After four years and 24 days, the 41st Parliament is limping into history.

Hallelujah. This Commons, which is expected to adjourn tonight or early tomorrow until after the election, badly needs a housecleaning.

By raw production numbers, it has been somewhat efficient having passed 142 bills over 505 days of sitting.

But most of the important bills have been rushed through without amendment by the brute force of a government which set a dubious record for limiting debate.

Still, the problem is as much about toxic personalities as the broken process Liberal Leader Justin Trudeau insists needs his big fix.

The house leaders, who quarterback legislation, have confided that their relationships are toxic.

There’s a particularly visceral disdain of Trudeau coming from Prime Minister Stephen Harper, whom he clearly regards as an unworthy opponent. He doesn’t appear to have the same loathing of NPD Leader Tom Mulcair, although fear could soon become a factor.

Meanwhile, weak ministers under PMO mind control are in important portfolios. Strong ministers showing creative independence are twiddling thumbs in low-maintenance departments.

Attendance at the moment of accountability in Question Period is down to twice weekly by the Prime Minister and the Liberal leader.

Senior cabinet ministers are increasingly absent or flipping uncomfortable questions to lowly parliamentary secretaries for script-written non-responses.

MP statements designed to salute local constituents or events have become vitriolic attacks, usually without foundation, against other parties.

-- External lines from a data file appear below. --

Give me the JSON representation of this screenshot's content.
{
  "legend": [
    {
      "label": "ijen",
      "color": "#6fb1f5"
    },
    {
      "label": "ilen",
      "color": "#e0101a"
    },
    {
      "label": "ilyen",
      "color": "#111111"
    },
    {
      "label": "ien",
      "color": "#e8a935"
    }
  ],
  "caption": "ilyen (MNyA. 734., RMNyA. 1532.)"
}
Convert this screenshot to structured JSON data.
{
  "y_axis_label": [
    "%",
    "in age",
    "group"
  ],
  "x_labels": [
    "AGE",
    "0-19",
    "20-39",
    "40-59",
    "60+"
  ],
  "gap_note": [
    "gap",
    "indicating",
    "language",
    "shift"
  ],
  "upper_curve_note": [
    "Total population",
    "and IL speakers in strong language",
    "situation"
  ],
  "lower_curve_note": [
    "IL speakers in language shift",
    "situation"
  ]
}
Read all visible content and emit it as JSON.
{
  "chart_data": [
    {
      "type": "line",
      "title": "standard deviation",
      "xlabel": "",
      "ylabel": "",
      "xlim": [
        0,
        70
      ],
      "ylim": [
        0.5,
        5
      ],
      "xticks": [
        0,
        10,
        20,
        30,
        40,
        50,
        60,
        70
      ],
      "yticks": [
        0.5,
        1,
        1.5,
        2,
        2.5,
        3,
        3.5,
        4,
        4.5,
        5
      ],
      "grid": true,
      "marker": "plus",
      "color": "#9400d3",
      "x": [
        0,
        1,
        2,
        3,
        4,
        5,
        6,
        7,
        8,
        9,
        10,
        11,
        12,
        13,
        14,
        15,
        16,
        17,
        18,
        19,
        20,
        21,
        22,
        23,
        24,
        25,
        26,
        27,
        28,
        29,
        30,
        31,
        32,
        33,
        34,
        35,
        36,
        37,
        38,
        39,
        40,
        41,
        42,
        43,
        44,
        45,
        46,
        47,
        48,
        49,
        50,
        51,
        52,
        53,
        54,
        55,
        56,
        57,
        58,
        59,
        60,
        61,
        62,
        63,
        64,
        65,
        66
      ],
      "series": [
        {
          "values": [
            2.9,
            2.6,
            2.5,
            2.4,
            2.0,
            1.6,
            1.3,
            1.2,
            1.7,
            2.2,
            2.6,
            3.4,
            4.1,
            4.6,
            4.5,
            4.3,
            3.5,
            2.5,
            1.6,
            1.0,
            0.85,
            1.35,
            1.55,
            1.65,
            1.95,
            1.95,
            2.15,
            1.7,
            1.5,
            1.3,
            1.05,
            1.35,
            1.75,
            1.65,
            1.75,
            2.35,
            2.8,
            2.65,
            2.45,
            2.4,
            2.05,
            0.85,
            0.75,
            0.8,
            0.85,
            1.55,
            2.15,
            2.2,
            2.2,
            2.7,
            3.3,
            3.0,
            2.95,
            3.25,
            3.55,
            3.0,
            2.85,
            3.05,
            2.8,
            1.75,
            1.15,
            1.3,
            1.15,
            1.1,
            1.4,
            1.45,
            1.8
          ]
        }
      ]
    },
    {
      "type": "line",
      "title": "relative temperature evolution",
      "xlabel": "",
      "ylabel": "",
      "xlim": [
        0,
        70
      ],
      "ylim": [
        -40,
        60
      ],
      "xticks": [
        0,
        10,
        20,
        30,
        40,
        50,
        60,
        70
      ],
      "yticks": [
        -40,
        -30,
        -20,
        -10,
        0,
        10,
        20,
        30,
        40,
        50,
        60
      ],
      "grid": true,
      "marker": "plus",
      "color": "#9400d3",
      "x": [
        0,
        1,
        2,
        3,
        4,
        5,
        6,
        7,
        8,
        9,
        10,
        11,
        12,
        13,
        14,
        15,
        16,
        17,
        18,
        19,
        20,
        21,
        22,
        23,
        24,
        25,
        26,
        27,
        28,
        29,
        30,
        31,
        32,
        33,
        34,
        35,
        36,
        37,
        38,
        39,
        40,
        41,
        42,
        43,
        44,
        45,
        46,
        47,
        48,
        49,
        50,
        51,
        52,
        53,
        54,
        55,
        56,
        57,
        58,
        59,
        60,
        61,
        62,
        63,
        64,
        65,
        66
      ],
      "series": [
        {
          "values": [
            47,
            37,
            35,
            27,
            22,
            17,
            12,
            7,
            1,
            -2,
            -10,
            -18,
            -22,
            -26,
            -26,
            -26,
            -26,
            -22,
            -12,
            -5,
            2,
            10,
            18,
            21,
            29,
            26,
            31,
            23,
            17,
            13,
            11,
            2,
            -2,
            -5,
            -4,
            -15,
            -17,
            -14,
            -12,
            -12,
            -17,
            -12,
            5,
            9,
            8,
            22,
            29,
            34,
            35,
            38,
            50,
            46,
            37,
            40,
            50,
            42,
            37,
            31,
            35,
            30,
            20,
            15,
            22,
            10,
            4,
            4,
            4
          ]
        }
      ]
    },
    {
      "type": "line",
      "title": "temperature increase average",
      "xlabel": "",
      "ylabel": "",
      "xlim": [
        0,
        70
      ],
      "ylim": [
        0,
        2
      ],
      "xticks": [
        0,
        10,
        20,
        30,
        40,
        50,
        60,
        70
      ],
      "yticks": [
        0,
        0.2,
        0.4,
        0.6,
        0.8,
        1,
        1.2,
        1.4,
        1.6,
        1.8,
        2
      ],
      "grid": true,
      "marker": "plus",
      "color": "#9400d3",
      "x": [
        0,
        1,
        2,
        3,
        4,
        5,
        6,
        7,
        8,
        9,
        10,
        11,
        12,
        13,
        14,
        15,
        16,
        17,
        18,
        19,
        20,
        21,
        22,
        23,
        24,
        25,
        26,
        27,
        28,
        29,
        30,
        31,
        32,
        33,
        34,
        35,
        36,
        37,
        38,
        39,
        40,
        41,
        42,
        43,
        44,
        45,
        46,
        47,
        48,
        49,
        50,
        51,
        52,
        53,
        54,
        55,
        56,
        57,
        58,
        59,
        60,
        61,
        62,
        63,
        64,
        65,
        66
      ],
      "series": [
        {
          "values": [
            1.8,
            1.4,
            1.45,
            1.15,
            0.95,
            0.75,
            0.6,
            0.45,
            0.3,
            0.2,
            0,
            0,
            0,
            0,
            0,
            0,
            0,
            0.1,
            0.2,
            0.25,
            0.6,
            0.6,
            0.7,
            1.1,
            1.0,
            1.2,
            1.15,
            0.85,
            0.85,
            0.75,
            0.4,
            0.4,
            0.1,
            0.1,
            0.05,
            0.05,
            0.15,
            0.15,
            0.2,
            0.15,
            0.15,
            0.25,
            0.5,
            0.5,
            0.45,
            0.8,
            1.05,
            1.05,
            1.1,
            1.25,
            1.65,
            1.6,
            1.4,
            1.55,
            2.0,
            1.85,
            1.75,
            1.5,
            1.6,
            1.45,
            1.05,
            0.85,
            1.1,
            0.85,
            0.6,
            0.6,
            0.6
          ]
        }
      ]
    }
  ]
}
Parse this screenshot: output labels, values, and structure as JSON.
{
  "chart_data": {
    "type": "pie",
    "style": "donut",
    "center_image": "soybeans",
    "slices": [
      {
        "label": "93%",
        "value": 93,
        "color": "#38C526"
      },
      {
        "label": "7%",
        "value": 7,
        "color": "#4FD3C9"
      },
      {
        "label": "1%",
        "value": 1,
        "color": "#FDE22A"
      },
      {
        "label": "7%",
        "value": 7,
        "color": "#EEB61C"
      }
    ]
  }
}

The 105-seat Senate is down 20 senators after three years of Harper refusing to fill vacancies in the chamber of sobering scandal, although Conservative senators unfortunately remain hardwired to the Prime Minister’s command centre for daily instruction.

In short, this was a Parliament where decorum and diplomacy went to die. It could get worse.

Ministers who respected their opponents – think Jim Flaherty and John Baird - are gone. The most dignified committee chairs – like James Rajotte and Joe Preston – are retiring. Class-act MPs such as Irwin Cotler and Diane Ablonczy are packing it in.

There’s a faint ray of hope the parliament-ending reforms being pushed by opposition leaders and government backbenchers will survive beyond the election.

But if they can’t get it right in the 42nd Parliament, perhaps we have to consider the possibility that MPs are biologically wired to behave badly.